The newspaper noted that Mr Museveni gave several examples to back up his argument.

He, for example, pointed out that the late Fred Rwigyema once executed eight prisoners of war, contrary to NRA policy, but was only sentenced to a severe reprimand because he and many other combatants lacked ideological clarity over such issues and had to be persuaded by a combination of harshness and explanations.
Mr Museveni said the NRA/M is so accommodative that you can move out of it and back as long as you have not committed crimes.
The biggest example of this tendency he said, were Brig Chefe Ali, who had been misled by his brother and the late Prof Dani Wadada Nabudere to drop out of the army, only to return to the NRA in 1984 after he “discovered the hollowness of the Nabudere group”.

Museveni said though the value of tolerance was proved throughout the history of the anti-Idi Amin and later the NRM war, “ever since 1972, a lot of the people and government to avert what they called a national catastrophe” in the region.
That was the first time that Mr Museveni came nearest to pointing to the possibility of the NRM competing with other parties for power.
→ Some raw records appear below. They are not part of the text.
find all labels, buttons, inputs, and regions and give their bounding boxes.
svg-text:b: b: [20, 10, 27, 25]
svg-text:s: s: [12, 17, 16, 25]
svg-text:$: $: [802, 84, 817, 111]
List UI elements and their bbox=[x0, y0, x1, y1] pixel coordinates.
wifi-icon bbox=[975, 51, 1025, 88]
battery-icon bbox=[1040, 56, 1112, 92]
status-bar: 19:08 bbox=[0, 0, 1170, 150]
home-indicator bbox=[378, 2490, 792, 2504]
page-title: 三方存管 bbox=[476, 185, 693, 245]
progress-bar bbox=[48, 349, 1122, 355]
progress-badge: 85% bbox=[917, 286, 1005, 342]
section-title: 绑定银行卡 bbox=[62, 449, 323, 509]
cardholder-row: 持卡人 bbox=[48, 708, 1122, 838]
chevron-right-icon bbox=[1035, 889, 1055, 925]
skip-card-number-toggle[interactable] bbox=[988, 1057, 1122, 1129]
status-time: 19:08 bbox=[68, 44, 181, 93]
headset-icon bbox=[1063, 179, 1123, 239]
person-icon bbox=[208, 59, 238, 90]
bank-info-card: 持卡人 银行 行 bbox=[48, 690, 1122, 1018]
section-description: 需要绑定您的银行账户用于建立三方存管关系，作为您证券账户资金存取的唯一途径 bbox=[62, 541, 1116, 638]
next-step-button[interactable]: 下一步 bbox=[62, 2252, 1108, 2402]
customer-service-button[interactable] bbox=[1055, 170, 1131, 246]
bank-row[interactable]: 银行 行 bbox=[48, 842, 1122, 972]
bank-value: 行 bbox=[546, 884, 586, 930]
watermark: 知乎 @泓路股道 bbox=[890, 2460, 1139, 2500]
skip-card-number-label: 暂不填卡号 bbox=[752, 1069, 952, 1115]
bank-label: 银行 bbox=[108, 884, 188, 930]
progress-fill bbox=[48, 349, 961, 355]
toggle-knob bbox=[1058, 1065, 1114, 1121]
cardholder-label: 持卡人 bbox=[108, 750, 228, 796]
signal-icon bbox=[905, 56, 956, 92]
Mr Tumwesigye emphasised that Museveni’s letter was not the final position on the future of multiparty politics, but part of an ongoing debate in the NRM Caucus.
The letter, however, confirmed the widespread belief then, that Mr Museveni was the one pulling the strings that were moving delegates in the Constituent Assembly.

Locking parties out: 
Mr Museveni’s letter came a day after the Constituent Assembly had voted to constitutionalise the Movement and lock political parties out of the political arena.
Some 199 delegates voted in favour of continuation of “no party rule”, 68 against it while two, notably delegates of the National Resistance Army (NRA), later Uganda Peoples’ Defence Forces (UPDF), Gen David Tinyefuza (now Sejusa), and Lt Col Sserwanga Lwanga, abstained.